今年の春、静岡市内のリフォーム展示会を見て回ったとき、ある光景が目に止まりました。大手フランチャイズのブースは賑わっているのに、地元の腕のいい工務店のブースはガラガラ。案内してくれたその工務店の棟梁は、「施工の質では絶対に負けていないんですが…」と苦笑いしていました。
腕はある。実績もある。でも「選ばれない」。
これ、全国の地場工務店が抱えている、本当によくある悩みです。価格で比べられて、値引きを迫られて、最終的にはフランチャイズに持っていかれる——そのサイクルから抜け出すカギは、「指名受注」を増やすことにあります。
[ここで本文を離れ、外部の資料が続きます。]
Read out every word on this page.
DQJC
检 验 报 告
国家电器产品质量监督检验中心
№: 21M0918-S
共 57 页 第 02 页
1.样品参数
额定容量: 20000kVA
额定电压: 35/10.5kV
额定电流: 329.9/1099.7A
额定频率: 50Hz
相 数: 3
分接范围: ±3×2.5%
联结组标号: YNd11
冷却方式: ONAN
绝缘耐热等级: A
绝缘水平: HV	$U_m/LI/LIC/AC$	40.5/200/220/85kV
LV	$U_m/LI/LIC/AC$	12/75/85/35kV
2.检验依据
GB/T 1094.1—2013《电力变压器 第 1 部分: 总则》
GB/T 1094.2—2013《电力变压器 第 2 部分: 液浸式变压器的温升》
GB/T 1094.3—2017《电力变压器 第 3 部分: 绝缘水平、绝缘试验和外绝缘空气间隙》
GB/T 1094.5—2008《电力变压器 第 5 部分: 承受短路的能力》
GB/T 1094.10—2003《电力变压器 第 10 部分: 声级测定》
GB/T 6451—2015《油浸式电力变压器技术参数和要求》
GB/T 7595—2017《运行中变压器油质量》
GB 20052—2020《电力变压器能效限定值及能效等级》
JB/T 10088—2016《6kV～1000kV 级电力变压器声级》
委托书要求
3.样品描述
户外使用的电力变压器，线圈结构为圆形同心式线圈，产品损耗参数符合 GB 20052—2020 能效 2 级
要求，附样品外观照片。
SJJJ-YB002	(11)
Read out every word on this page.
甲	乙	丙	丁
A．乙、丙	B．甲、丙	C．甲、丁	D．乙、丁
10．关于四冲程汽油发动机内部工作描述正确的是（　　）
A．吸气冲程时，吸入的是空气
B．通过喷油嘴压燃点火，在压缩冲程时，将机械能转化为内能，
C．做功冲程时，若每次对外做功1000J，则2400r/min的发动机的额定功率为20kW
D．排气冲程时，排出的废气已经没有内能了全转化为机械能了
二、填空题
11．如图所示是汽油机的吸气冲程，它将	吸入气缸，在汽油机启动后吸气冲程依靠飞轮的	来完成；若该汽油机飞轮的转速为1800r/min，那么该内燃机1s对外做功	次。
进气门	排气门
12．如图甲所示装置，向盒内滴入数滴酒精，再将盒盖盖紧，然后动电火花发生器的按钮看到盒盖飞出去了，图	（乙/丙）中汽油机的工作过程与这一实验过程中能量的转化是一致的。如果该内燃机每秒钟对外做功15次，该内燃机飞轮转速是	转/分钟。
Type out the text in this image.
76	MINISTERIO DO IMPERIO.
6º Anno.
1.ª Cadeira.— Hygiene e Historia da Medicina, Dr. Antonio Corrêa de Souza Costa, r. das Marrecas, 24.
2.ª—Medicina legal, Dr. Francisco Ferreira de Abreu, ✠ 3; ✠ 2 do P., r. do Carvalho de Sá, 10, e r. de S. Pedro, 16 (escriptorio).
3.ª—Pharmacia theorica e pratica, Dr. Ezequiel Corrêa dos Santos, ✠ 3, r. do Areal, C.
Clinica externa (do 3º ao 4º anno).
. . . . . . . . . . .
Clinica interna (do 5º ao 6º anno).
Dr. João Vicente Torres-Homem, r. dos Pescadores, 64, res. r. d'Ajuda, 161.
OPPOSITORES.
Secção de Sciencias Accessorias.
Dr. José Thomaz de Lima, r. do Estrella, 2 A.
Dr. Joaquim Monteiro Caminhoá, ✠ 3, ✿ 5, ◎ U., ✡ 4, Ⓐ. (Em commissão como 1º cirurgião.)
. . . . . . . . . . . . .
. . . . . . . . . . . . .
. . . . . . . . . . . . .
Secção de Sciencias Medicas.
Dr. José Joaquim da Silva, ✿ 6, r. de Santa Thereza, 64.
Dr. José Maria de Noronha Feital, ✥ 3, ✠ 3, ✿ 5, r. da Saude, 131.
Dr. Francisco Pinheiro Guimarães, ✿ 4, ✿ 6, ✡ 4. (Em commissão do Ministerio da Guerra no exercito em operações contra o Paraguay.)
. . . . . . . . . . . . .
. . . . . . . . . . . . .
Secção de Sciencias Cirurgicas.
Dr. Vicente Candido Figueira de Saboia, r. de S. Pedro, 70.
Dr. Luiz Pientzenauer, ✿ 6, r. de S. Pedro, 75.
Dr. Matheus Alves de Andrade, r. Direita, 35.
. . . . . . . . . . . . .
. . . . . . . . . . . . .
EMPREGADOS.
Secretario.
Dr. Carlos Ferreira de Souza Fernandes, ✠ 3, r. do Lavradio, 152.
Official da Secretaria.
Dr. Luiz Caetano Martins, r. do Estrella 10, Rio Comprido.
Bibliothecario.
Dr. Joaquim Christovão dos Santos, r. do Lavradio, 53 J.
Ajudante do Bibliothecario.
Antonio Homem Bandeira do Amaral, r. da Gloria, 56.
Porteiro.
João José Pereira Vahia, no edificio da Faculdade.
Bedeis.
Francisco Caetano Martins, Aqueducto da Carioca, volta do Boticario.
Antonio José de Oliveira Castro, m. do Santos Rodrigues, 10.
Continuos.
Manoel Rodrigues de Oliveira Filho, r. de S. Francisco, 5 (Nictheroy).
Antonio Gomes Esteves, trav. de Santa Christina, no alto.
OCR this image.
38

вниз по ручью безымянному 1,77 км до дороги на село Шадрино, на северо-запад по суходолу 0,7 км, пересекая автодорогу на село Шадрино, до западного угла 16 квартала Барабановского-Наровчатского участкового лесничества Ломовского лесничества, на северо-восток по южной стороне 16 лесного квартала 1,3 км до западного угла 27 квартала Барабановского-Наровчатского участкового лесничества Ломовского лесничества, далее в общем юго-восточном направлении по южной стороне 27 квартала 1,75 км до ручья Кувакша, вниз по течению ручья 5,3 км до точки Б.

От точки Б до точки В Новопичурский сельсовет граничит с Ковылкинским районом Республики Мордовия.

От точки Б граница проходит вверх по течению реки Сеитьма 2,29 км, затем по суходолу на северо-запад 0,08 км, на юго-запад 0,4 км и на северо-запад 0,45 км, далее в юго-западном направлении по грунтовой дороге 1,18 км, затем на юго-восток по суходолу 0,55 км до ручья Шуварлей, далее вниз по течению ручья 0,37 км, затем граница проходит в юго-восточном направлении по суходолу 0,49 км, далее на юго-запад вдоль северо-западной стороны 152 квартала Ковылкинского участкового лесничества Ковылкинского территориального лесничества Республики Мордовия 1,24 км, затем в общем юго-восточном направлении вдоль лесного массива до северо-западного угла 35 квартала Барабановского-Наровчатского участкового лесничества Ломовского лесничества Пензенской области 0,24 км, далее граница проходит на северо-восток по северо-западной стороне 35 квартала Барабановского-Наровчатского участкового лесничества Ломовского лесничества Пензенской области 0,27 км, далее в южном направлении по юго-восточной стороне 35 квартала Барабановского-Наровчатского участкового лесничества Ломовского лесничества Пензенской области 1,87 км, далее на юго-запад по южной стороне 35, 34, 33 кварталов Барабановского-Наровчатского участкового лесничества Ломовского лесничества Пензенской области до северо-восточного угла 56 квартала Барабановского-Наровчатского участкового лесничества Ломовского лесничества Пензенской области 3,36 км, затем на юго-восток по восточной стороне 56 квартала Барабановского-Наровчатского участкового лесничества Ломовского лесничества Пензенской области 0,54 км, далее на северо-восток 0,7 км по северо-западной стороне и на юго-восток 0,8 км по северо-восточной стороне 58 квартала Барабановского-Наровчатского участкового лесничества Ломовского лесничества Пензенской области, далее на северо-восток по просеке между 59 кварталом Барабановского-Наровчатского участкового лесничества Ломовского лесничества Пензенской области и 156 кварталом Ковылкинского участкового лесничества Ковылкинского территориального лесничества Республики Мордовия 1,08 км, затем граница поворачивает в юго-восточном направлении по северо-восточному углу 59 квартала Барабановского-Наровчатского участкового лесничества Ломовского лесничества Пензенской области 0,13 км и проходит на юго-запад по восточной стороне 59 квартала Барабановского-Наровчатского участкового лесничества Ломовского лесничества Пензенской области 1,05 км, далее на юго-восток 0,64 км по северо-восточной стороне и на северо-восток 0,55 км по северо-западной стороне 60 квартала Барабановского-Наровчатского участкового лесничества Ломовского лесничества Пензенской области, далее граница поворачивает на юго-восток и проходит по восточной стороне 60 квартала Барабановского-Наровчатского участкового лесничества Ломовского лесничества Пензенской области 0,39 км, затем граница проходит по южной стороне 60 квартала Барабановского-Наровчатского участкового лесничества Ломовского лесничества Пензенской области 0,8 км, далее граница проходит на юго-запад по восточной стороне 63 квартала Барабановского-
今回は、工務店が指名受注を増やすための5つのポイントを、数字とデータを交えながら具体的にお伝えします。
📋 この記事でわかること
- なぜ地場工務店は価格競争に引き込まれやすいのか、その構造的な原因
- 施主が「指名で選ぶ」ために必要な5つの具体的なアプローチ
- 施工事例・補助金情報・Web発信が指名受注に直結するしくみ
- 忙しい工務店オーナーでも実行できる、発信の自動化ヒント
こんな方におすすめ
- ✅ 見積もりのたびに値段だけで比べられてうんざりしている棟梁・リフォーム店オーナー
- ✅ 口コミや紹介は来るが、「指名」で選ばれている実感が薄い方
- ✅ 施工事例や専門性があるのに、うまくWebで伝えられていない方
- ✅ 大手ハウスメーカーやフランチャイズとの差別化に悩んでいる方
- ✅ Web集客を強化したいが、何から手をつければいいかわからない方

指名受注が増えない本当の理由——施主は「情報」で工務店を選んでいる
まず、現実のデータを確認しましょう。
国土交通省の「令和5年度 住宅市場動向調査」によると、リフォームを検討する施主の約7割以上がインターネットで情報収集を行っています。さらに、施工会社を最終的に決めるまでの検討期間は平均3〜6ヶ月にのぼることも分かっています。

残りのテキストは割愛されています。